At oral argument, however, Waterbury appears to contest more than the timeliness of the Section 504 claims per se. Rather, Waterbury argues that the Willses raised the Section 504 claims solely to circumvent the complete dismissal of an action brought exclusively under the IDEA. In short, Waterbury appears to challenge the Section 504 claims on their merits rather than on jurisdictional grounds.

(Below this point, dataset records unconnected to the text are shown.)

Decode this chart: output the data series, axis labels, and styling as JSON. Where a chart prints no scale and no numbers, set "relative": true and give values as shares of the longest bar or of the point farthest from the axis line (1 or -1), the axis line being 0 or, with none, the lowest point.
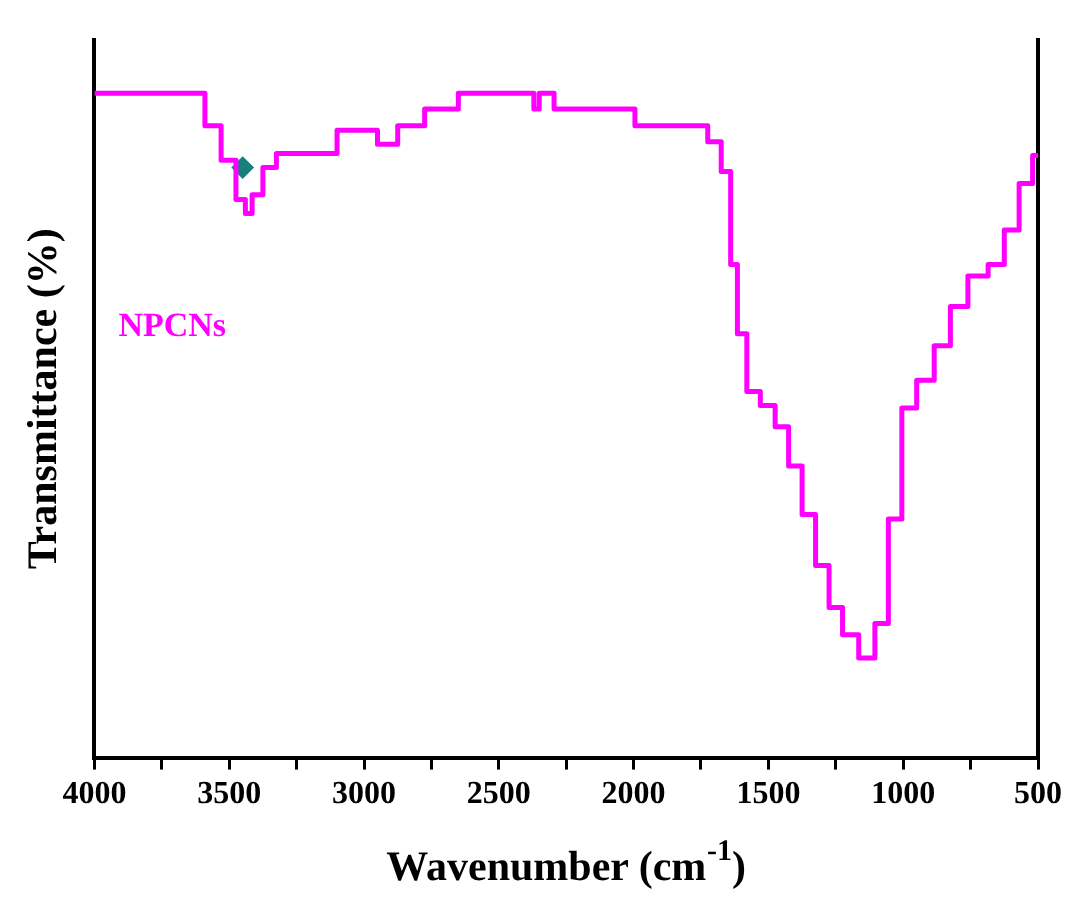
{
  "chart_data": {
    "type": "step",
    "xlabel": "Wavenumber (cm$^{-1}$)",
    "ylabel": "Transmittance (%)",
    "relative": true,
    "xlim": [
      4000,
      500
    ],
    "xticks": [
      4000,
      {
        "value": 3750,
        "label": null
      },
      3500,
      {
        "value": 3250,
        "label": null
      },
      3000,
      {
        "value": 2750,
        "label": null
      },
      2500,
      {
        "value": 2250,
        "label": null
      },
      2000,
      {
        "value": 1750,
        "label": null
      },
      1500,
      {
        "value": 1250,
        "label": null
      },
      1000,
      {
        "value": 750,
        "label": null
      },
      500
    ],
    "grid": false,
    "legend": false,
    "marker": "none",
    "line_style": "solid",
    "series": [
      {
        "name": "NPCNs",
        "color": "#ff00ff",
        "x": [
          4000,
          3620,
          3560,
          3500,
          3450,
          3430,
          3400,
          3350,
          3300,
          3200,
          3000,
          2900,
          2850,
          2700,
          2600,
          2380,
          2360,
          2340,
          2250,
          2000,
          1990,
          1750,
          1700,
          1650,
          1630,
          1600,
          1560,
          1500,
          1450,
          1400,
          1350,
          1300,
          1250,
          1200,
          1130,
          1080,
          1030,
          980,
          920,
          850,
          800,
          720,
          650,
          600,
          540,
          500
        ],
        "values": [
          1.0,
          1.0,
          0.951,
          0.899,
          0.84,
          0.819,
          0.847,
          0.888,
          0.909,
          0.909,
          0.944,
          0.923,
          0.951,
          0.976,
          1.0,
          1.0,
          0.976,
          1.0,
          0.976,
          0.976,
          0.951,
          0.951,
          0.927,
          0.882,
          0.742,
          0.638,
          0.551,
          0.53,
          0.498,
          0.439,
          0.366,
          0.289,
          0.226,
          0.185,
          0.15,
          0.202,
          0.359,
          0.526,
          0.568,
          0.62,
          0.679,
          0.725,
          0.742,
          0.794,
          0.864,
          0.906
        ]
      },
      {
        "type": "scatter",
        "marker": "diamond",
        "color": "#1a7f7a",
        "x": [
          3450
        ],
        "values": [
          0.888
        ]
      }
    ]
  }
}
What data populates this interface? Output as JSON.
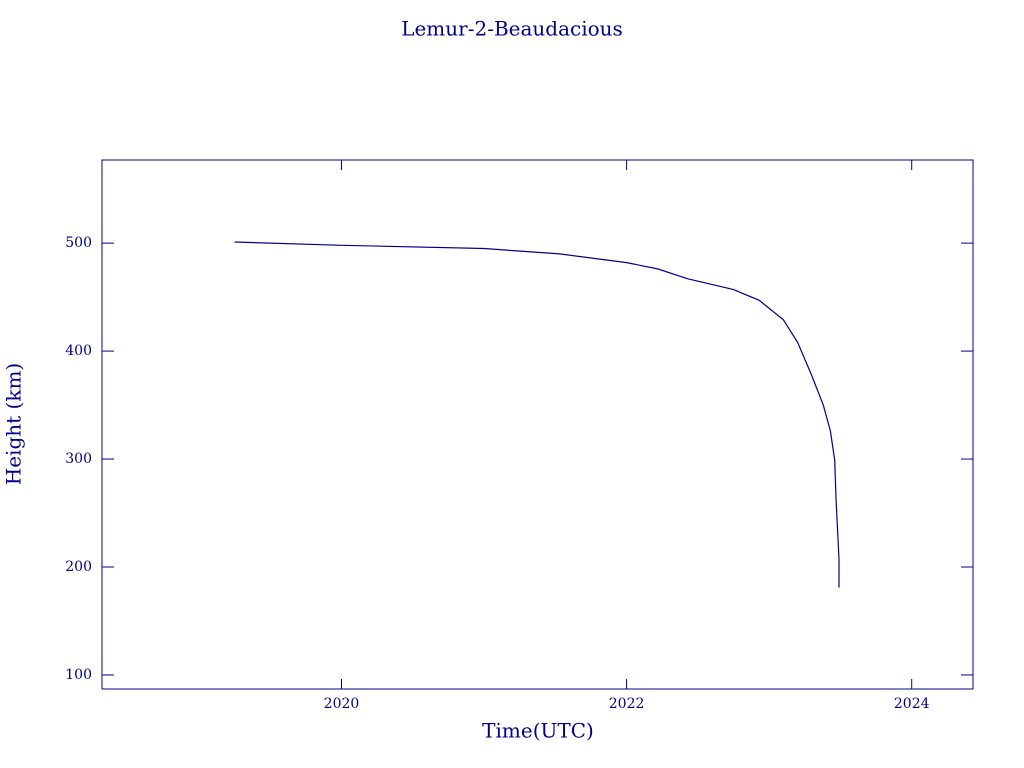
{
  "chart_data": {
    "type": "line",
    "title": "Lemur-2-Beaudacious",
    "x_label": "Time(UTC)",
    "y_label": "Height (km)",
    "color": "#00008b",
    "x": [
      2019.25,
      2020.0,
      2021.0,
      2021.53,
      2022.0,
      2022.22,
      2022.43,
      2022.75,
      2022.93,
      2023.1,
      2023.2,
      2023.3,
      2023.38,
      2023.43,
      2023.46,
      2023.47,
      2023.49,
      2023.49
    ],
    "values": [
      501,
      498,
      495,
      490,
      482,
      476,
      467,
      457,
      447,
      429,
      408,
      377,
      350,
      326,
      299,
      262,
      207,
      181
    ],
    "xlim": [
      2018.32,
      2024.43
    ],
    "ylim": [
      87,
      577
    ],
    "xticks": [
      2020,
      2022,
      2024
    ],
    "yticks": [
      100,
      200,
      300,
      400,
      500
    ]
  }
}
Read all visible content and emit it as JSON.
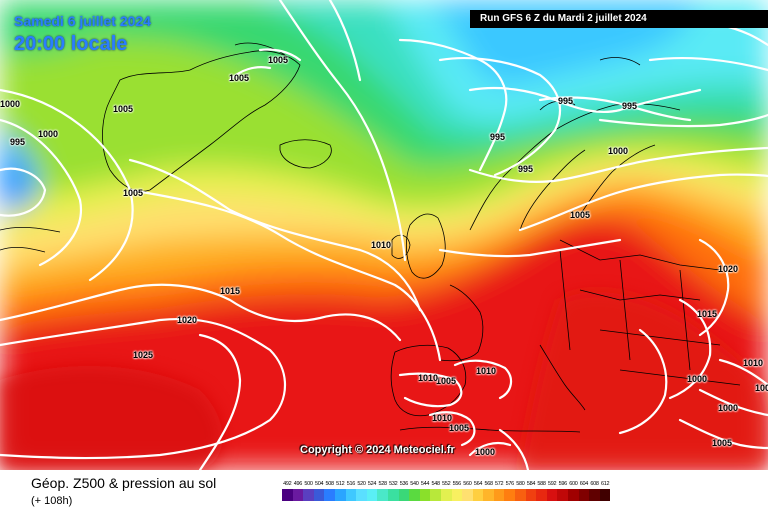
{
  "header": {
    "date": "Samedi 6 juillet 2024",
    "local_time": "20:00 locale",
    "run": "Run GFS 6 Z du Mardi 2 juillet 2024"
  },
  "copyright": "Copyright © 2024 Meteociel.fr",
  "footer": {
    "title": "Géop. Z500 & pression au sol",
    "lead": "(+ 108h)"
  },
  "legend_values": [
    "492",
    "496",
    "500",
    "504",
    "508",
    "512",
    "516",
    "520",
    "524",
    "528",
    "532",
    "536",
    "540",
    "544",
    "548",
    "552",
    "556",
    "560",
    "564",
    "568",
    "572",
    "576",
    "580",
    "584",
    "588",
    "592",
    "596",
    "600",
    "604",
    "608",
    "612"
  ],
  "legend_colors": [
    "#4a0080",
    "#6a1aa0",
    "#5a3fc0",
    "#3a5ad8",
    "#2a7dff",
    "#2aa5ff",
    "#3fc8ff",
    "#5adfff",
    "#5aeff5",
    "#4ae8c8",
    "#3ae0a0",
    "#3ad878",
    "#5ada40",
    "#8ae02a",
    "#b8e83a",
    "#e2f050",
    "#f8f060",
    "#ffe070",
    "#ffcf40",
    "#ffb52a",
    "#ff9a1a",
    "#ff7e10",
    "#f86010",
    "#f04010",
    "#e82810",
    "#d81010",
    "#c00808",
    "#a00000",
    "#800000",
    "#600000",
    "#400000"
  ],
  "isobar_labels": [
    "1005",
    "1005",
    "1005",
    "1000",
    "1000",
    "995",
    "1005",
    "995",
    "995",
    "995",
    "995",
    "1000",
    "1005",
    "1010",
    "1015",
    "1020",
    "1025",
    "1020",
    "1015",
    "1010",
    "1005",
    "1010",
    "1000",
    "1010",
    "1005",
    "1010",
    "1000",
    "1005",
    "1000",
    "1000"
  ]
}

Although it offers no view on whether the Section 504 claims fail to state a claim under *126 Rule 12(b) (6), Fed.R.Civ.P., the court notes that any attack on the substantive sufficiency of the 504 claims is irrelevant to the jurisdictional challenge here. See Exchange Nat'l Bank, 544 F.2d at 1130-1131. Waterbury predicates its motion to dismiss exclusively on jurisdictional grounds pursuant to Rule 12(b) (1). Any challenge to the merits of the 504 claims, therefore, is premature, and should be raised in a motion to dismiss pursuant to Rule 12(b) (6), or a motion for summary judgment pursuant to Rule 56, Fed. R.Civ.P.

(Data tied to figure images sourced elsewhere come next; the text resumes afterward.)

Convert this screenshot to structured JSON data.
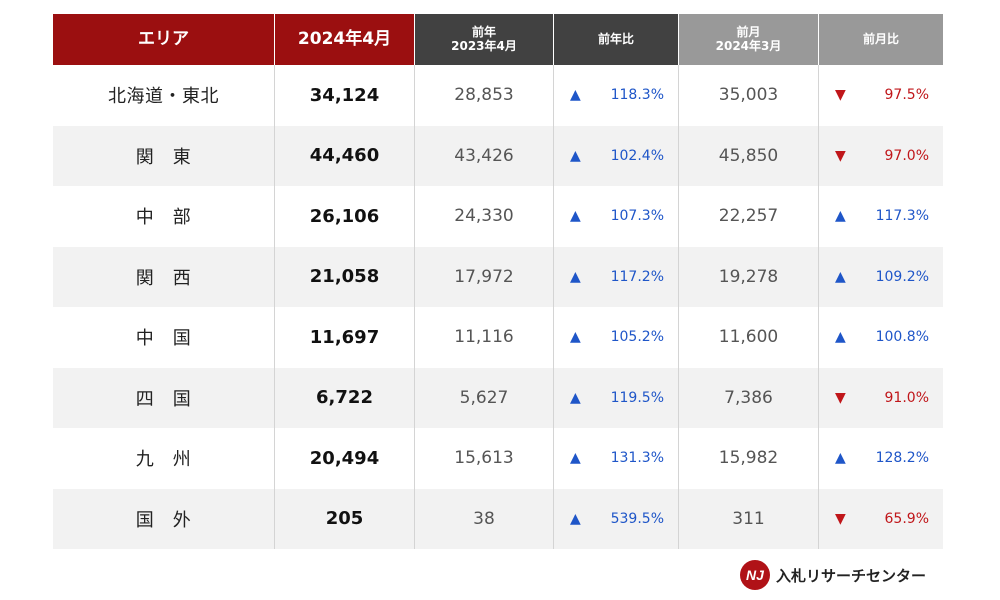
{
  "headers": {
    "area": "エリア",
    "current": "2024年4月",
    "prev_year_title": "前年",
    "prev_year_date": "2023年4月",
    "yoy": "前年比",
    "prev_month_title": "前月",
    "prev_month_date": "2024年3月",
    "mom": "前月比"
  },
  "rows": [
    {
      "area": "北海道・東北",
      "current": "34,124",
      "prev_year": "28,853",
      "yoy": "118.3%",
      "yoy_dir": "up",
      "prev_month": "35,003",
      "mom": "97.5%",
      "mom_dir": "down"
    },
    {
      "area": "関　東",
      "current": "44,460",
      "prev_year": "43,426",
      "yoy": "102.4%",
      "yoy_dir": "up",
      "prev_month": "45,850",
      "mom": "97.0%",
      "mom_dir": "down"
    },
    {
      "area": "中　部",
      "current": "26,106",
      "prev_year": "24,330",
      "yoy": "107.3%",
      "yoy_dir": "up",
      "prev_month": "22,257",
      "mom": "117.3%",
      "mom_dir": "up"
    },
    {
      "area": "関　西",
      "current": "21,058",
      "prev_year": "17,972",
      "yoy": "117.2%",
      "yoy_dir": "up",
      "prev_month": "19,278",
      "mom": "109.2%",
      "mom_dir": "up"
    },
    {
      "area": "中　国",
      "current": "11,697",
      "prev_year": "11,116",
      "yoy": "105.2%",
      "yoy_dir": "up",
      "prev_month": "11,600",
      "mom": "100.8%",
      "mom_dir": "up"
    },
    {
      "area": "四　国",
      "current": "6,722",
      "prev_year": "5,627",
      "yoy": "119.5%",
      "yoy_dir": "up",
      "prev_month": "7,386",
      "mom": "91.0%",
      "mom_dir": "down"
    },
    {
      "area": "九　州",
      "current": "20,494",
      "prev_year": "15,613",
      "yoy": "131.3%",
      "yoy_dir": "up",
      "prev_month": "15,982",
      "mom": "128.2%",
      "mom_dir": "up"
    },
    {
      "area": "国　外",
      "current": "205",
      "prev_year": "38",
      "yoy": "539.5%",
      "yoy_dir": "up",
      "prev_month": "311",
      "mom": "65.9%",
      "mom_dir": "down"
    }
  ],
  "logo": {
    "mark": "NJ",
    "text": "入札リサーチセンター"
  },
  "colors": {
    "header_red": "#9b0f10",
    "header_dark": "#414141",
    "header_gray": "#999999",
    "up": "#1f56c8",
    "down": "#c0161a",
    "row_alt": "#f2f2f2"
  }
}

Because the court believes it inappropriate to speculate on the merits of the Willses' Section 504 claims at this point in the proceedings, the court's ruling today is limited only to the timeliness of those claims. Accordingly, the court concludes that the Section 504 claims were timely filed under the applicable three-year statute of limitations in this action, and Waterbury's motion to dismiss those claims for lack of subject matter jurisdiction is denied.

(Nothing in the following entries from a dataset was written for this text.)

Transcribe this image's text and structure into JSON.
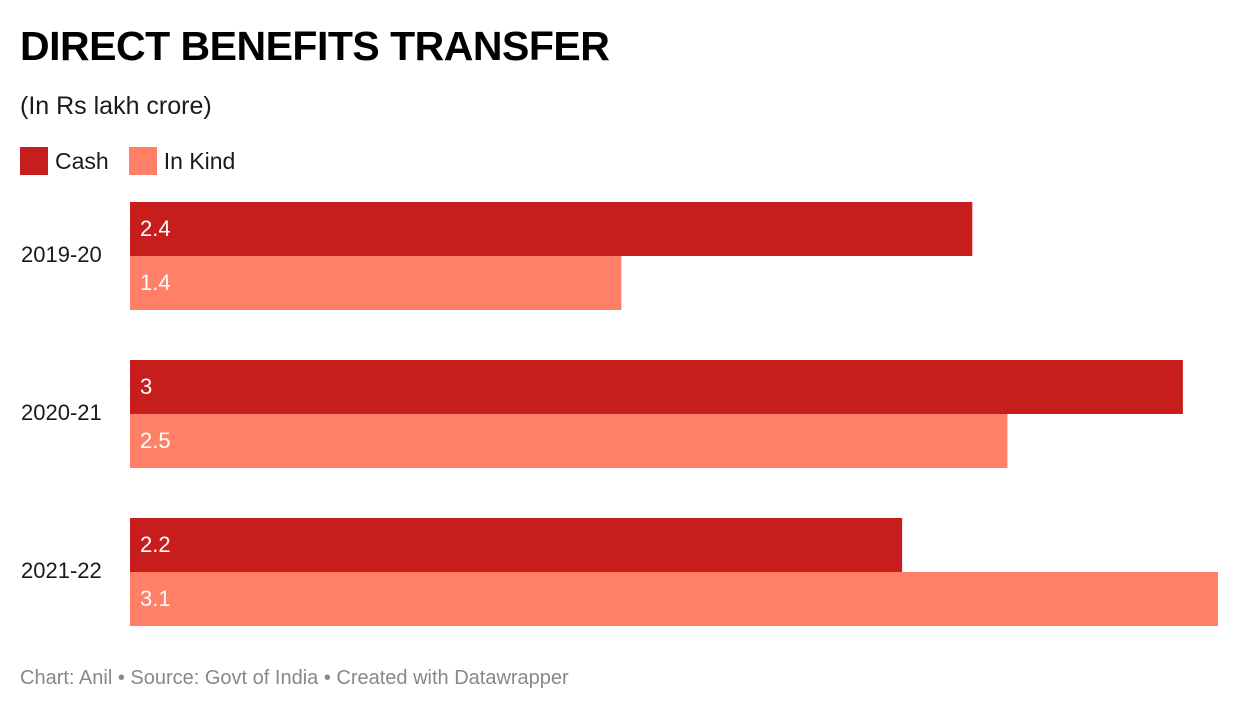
{
  "chart_data": {
    "type": "bar",
    "orientation": "horizontal",
    "title": "DIRECT BENEFITS TRANSFER",
    "subtitle": "(In Rs lakh crore)",
    "categories": [
      "2019-20",
      "2020-21",
      "2021-22"
    ],
    "series": [
      {
        "name": "Cash",
        "values": [
          2.4,
          3,
          2.2
        ],
        "labels": [
          "2.4",
          "3",
          "2.2"
        ],
        "color": "#c71e1d"
      },
      {
        "name": "In Kind",
        "values": [
          1.4,
          2.5,
          3.1
        ],
        "labels": [
          "1.4",
          "2.5",
          "3.1"
        ],
        "color": "#ff8066"
      }
    ],
    "xlim": [
      0,
      3.1
    ],
    "grid": false,
    "legend_position": "top-left",
    "data_labels": "inside-left",
    "label_color": "#ffffff"
  },
  "footer": "Chart: Anil • Source: Govt of India • Created with Datawrapper"
}
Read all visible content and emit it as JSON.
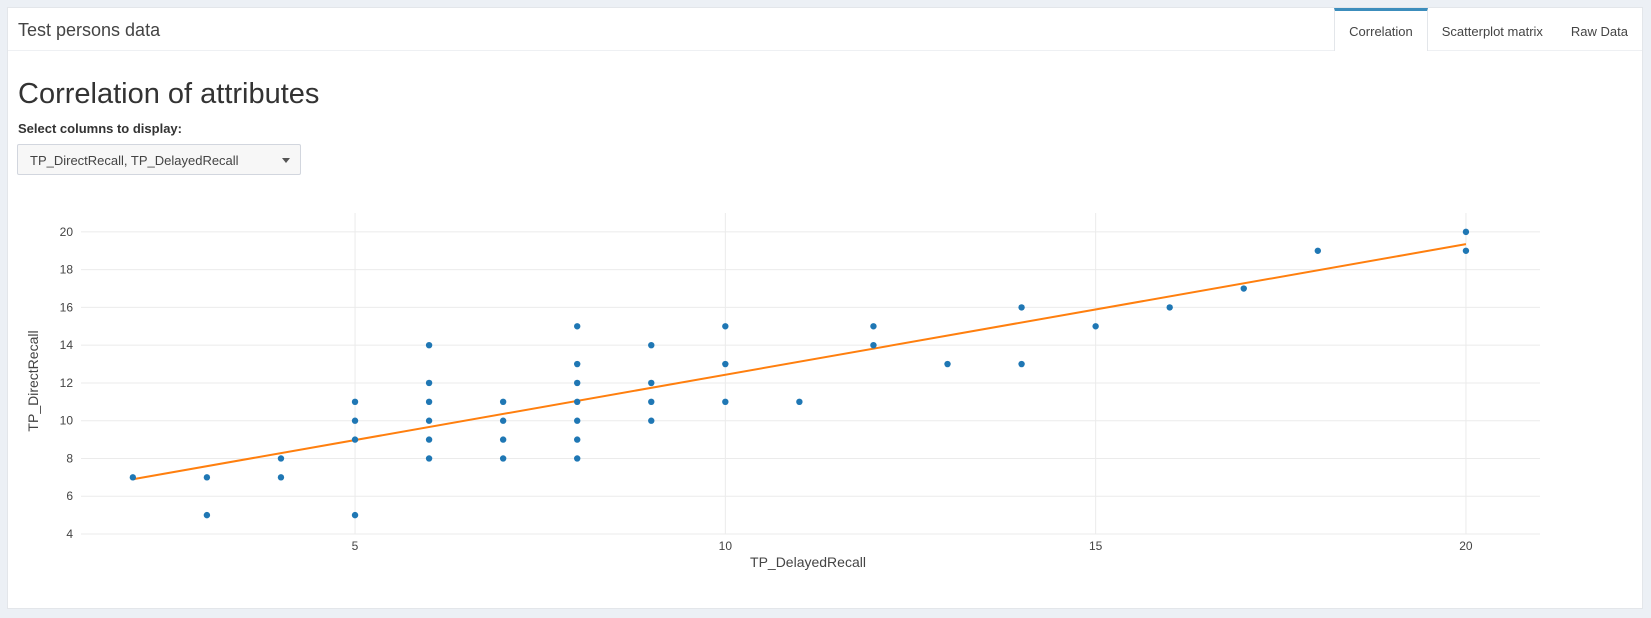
{
  "app": {
    "title": "Test persons data"
  },
  "tabs": [
    {
      "label": "Correlation",
      "active": true
    },
    {
      "label": "Scatterplot matrix",
      "active": false
    },
    {
      "label": "Raw Data",
      "active": false
    }
  ],
  "page": {
    "title": "Correlation of attributes"
  },
  "select": {
    "label": "Select columns to display:",
    "value": "TP_DirectRecall, TP_DelayedRecall"
  },
  "colors": {
    "point": "#1f77b4",
    "line": "#ff7f0e",
    "accent": "#3c8dbc"
  },
  "icons": {
    "select_caret": "chevron-down-icon"
  },
  "chart_data": {
    "type": "scatter",
    "xlabel": "TP_DelayedRecall",
    "ylabel": "TP_DirectRecall",
    "xlim": [
      1.3,
      21.0
    ],
    "ylim": [
      4,
      21.0
    ],
    "xticks": [
      5,
      10,
      15,
      20
    ],
    "yticks": [
      4,
      6,
      8,
      10,
      12,
      14,
      16,
      18,
      20
    ],
    "grid": true,
    "points": [
      [
        2,
        7
      ],
      [
        3,
        7
      ],
      [
        3,
        5
      ],
      [
        4,
        8
      ],
      [
        4,
        7
      ],
      [
        5,
        11
      ],
      [
        5,
        10
      ],
      [
        5,
        9
      ],
      [
        5,
        5
      ],
      [
        6,
        14
      ],
      [
        6,
        12
      ],
      [
        6,
        11
      ],
      [
        6,
        10
      ],
      [
        6,
        9
      ],
      [
        6,
        8
      ],
      [
        7,
        11
      ],
      [
        7,
        10
      ],
      [
        7,
        9
      ],
      [
        7,
        8
      ],
      [
        8,
        15
      ],
      [
        8,
        13
      ],
      [
        8,
        12
      ],
      [
        8,
        11
      ],
      [
        8,
        10
      ],
      [
        8,
        9
      ],
      [
        8,
        8
      ],
      [
        9,
        14
      ],
      [
        9,
        12
      ],
      [
        9,
        11
      ],
      [
        9,
        10
      ],
      [
        10,
        15
      ],
      [
        10,
        13
      ],
      [
        10,
        11
      ],
      [
        11,
        11
      ],
      [
        12,
        15
      ],
      [
        12,
        14
      ],
      [
        13,
        13
      ],
      [
        14,
        16
      ],
      [
        14,
        13
      ],
      [
        15,
        15
      ],
      [
        16,
        16
      ],
      [
        17,
        17
      ],
      [
        18,
        19
      ],
      [
        20,
        20
      ],
      [
        20,
        19
      ]
    ],
    "trendline": {
      "x": [
        2,
        20
      ],
      "y": [
        6.9,
        19.35
      ]
    }
  }
}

For the reasons stated above, Waterbury's motion for reconsideration [Filing No. 11] is GRANTED. After reconsideration, the court VACATES its earlier ruling denying Waterbury's motion to dismiss pursuant to Rule 12(b) (1), Fed.R.Civ.P. Waterbury's motion to dismiss for lack of subject matter jurisdiction [Filing No. 3] is GRANTED as to all claims brought pursuant to the IDEA, 20 U.S.C. § 1400 et seq. and those claims are dismissed as to all named defendants. Waterbury's motion is DENIED as to all claims brought pursuant to § 504 of the Rehabilitation Act of 1973, 29 U.S.C. § 794.
 The impetus for rejection of de novo review derives from Rowley 's edict that a reviewing court is constrained in IDEA actions to give "due weight" to the determinations made during administrative proceedings, and that reviewing courts "must be careful to avoid imposing their view of preferable educational methods upon the States." Rowley, 458 U.S. at 207, 102 S. Ct. at 3051.
 The court notes that its ruling today is dispositive of its jurisdiction to hear IDEA claims brought against all named defendants in this action, not only the Waterbury defendants.
 The court acknowledges that its endorsement ruling previously denying Waterbury's motion to dismiss was based on the belief that the receipt, rather than the mailing, triggered the statute of limitations period. Hence, the court found, as the Willses contended, that their complaint was timely filed. After reconsideration of the issue, however, the court agrees with Waterbury that it erred in its implicit finding that receipt rather than mailing triggered the applicable statute of limitations period. Accordingly, the court stands corrected.
 The three-year statute of limitations period for civil rights actions and Section 504 actions in this district is derived from C.G.S. § 52-577, which generally applies to all actions founded upon a tort.